Owned and controlled by the IAEA, it will be a physical reserve of up to 90 metric tons of LEU suitable to make fuel for a typical light water reactor, available for eligible countries.

Thanking President Nazarbayev and the Government and people of Kazakhstan for volunteering to host the IAEA LEU Bank, Amano added: “Kazakhstan has for many years been a steadfast partner of the IAEA in working to prevent nuclear proliferation and advancing peaceful uses of nuclear energy.”

UMP began construction of the Storage Facility – an 880 square metre steel structure with robust security arrangements and enhanced safety features – in September 2016 and it was completed on schedule and on budget.

Attending the inauguration at the site, IAEA LEU Bank Project Executive Mark Bassett said it was a special purpose-built facility. “The Storage Facility has been designed and built to provide a high level of safety and security for the LEU Bank,” he added.

Following the latest report of an IAEA expert team, Director General Amano said he was satisfied that the relevant provisions of IAEA safety standards and security guidance documents had been applied: “I am therefore pleased to declare that the IAEA LEU Bank can now be established.”

The procurement process for the acquisition of LEU is well advanced and the Request for Proposal inviting bids from interested suppliers will be published soon, with the aim to transport the LEU to the Storage Facility in 2018.

The establishment and operation of the IAEA LEU Bank are fully funded by voluntary contributions from IAEA Member States and other donors totalling US $150 million – sufficient to cover estimated costs for 20 years of operation – and has no impact on the Agency’s budget or other activities.

Director General Amano said he was grateful to all donors – including the United States, the European Union, Kuwait, the United Arab Emirates, Norway, the Republic of Kazakhstan and the Nuclear Threat Initiative – “whose generous financial contributions have made this project possible.”

He also thanked China and the Russian Federation for their cooperation regarding agreements for the transit through their countries of LEU for the IAEA LEU Bank.

Stressing that nuclear energy helps to address the twin challenges of securing sufficient energy for economic growth and mitigating the effects of climate change, Amano said around 30 countries are interested in introducing nuclear power.

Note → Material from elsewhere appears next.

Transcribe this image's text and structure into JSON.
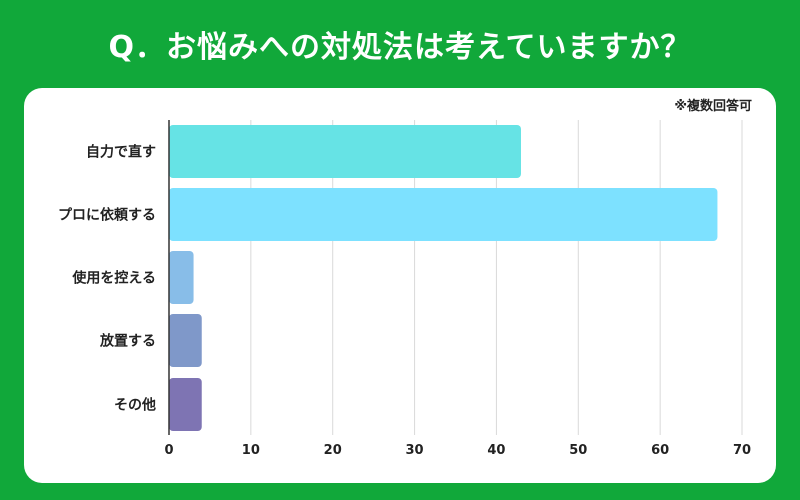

This is in addition to the same number of countries currently operating 447 nuclear power reactors around the world. Another 58 reactors are under construction, mostly in Asia.

“It is therefore very important that a last-resort mechanism such as the IAEA LEU Bank is established to give countries confidence that they will be able to meet their future needs for nuclear fuel,” he said.

The IAEA LEU Bank is part of global efforts to create an assured supply of nuclear fuel to countries in case of disruption of the commercial market or of other existing LEU supply arrangements. Other assurance of supply mechanisms established with IAEA approval include a guaranteed physical reserve of LEU maintained by the Russian Federation at the International Uranium Enrichment Centre in Angarsk, Russian Federation, and a UK assurance of supply guaranty for supplies of LEU enrichment services.